Federated learning takes this concept further, allowing devices to train models locally and share only aggregated updates with a central server.
“Instead of gathering everyone’s data in a central database, each device trains the model independently using its own local information,” Agafonov said. “Then, it only sends back an ‘update’ or a summary of what it learned – not the raw data itself.”
This approach enhances privacy by preventing the transmission of raw user data, particularly important in sensitive applications like health and personal wearables.
The Rise of TinyML
TinyML, the application of machine learning on extremely resource-constrained devices like microcontrollers, is gaining momentum.
“Think of a small chip with only a few hundred kilobytes of memory that still needs to handle tasks like classification or detection without draining a battery in the process,” Agafonov said.
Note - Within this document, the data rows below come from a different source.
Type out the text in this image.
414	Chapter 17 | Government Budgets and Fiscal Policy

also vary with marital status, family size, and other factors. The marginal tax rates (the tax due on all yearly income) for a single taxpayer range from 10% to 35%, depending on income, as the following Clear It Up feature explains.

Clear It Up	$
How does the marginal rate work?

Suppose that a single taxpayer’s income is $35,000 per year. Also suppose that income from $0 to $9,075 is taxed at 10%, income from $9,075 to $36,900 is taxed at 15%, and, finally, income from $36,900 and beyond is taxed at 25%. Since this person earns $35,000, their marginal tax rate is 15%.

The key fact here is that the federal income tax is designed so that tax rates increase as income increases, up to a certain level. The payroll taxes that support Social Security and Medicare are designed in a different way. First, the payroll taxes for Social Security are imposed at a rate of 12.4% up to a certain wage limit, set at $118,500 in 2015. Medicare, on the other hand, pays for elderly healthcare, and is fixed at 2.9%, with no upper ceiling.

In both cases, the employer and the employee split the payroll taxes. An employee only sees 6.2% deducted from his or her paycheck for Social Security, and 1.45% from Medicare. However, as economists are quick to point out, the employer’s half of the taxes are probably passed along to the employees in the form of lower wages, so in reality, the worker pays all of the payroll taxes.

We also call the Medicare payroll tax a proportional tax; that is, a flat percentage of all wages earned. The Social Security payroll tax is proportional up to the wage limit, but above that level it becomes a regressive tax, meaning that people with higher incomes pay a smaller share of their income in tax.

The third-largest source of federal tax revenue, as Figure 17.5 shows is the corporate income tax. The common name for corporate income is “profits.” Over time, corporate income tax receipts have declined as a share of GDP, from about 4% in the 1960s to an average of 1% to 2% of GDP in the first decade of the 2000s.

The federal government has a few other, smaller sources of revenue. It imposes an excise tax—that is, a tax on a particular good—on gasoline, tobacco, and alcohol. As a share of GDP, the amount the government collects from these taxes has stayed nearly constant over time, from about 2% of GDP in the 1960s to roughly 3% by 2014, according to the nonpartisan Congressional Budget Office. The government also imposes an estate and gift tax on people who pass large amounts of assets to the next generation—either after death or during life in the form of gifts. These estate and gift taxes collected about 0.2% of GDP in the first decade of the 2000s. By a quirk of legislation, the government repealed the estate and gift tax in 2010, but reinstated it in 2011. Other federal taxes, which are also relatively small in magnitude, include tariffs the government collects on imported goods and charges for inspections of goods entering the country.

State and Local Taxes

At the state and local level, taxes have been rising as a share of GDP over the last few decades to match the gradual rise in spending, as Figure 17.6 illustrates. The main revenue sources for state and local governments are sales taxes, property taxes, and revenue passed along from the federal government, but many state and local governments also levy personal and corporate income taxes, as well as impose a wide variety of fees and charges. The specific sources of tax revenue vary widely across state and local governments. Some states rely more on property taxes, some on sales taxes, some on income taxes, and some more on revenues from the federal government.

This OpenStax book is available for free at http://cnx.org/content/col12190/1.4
Applications like environmental monitoring and industrial predictive maintenance are prime examples.
“Small, battery-powered sensors can detect specific animal sounds or changes in air quality, then transmit meaningful alerts without wasting power on constant data streaming,” Agafonov said. “In industry, microcontrollers can detect early signs of machinery failure by monitoring vibrations or temperature spikes, helping prevent costly breakdowns.”
The growth of TinyML is driven by advancements in hardware and software. Microcontrollers now include specialized processing blocks, and lightweight ML frameworks simplify model optimization and deployment.
Immersive Experiences and Future Trends
At Meta Reality Labs, embedded ML is being used to enhance immersive experiences.
“We’re leveraging embedded ML to make immersive experiences more natural and responsive – think quick gesture recognition on a wristband that lets you control AR or VR interfaces without bulky controllers,” Agafonov said.
However, technical issues remain. “One significant hurdle is balancing power consumption with the need for near-instant inference,” Agafonov said. “Another is ensuring the models remain accurate under any conditions.”
Looking ahead, Agafonov sees several key trends shaping the future of embedded ML. The growing adoption of TinyML and ML-enabled microcontrollers, the expansion of hardware acceleration with specialized ML chips, and the increasing use of federated learning for privacy-preserving data processing are all poised to drive innovation in this field.
As embedded ML continues to evolve, the ability to balance power, privacy, and performance will be crucial in unlocking its full potential.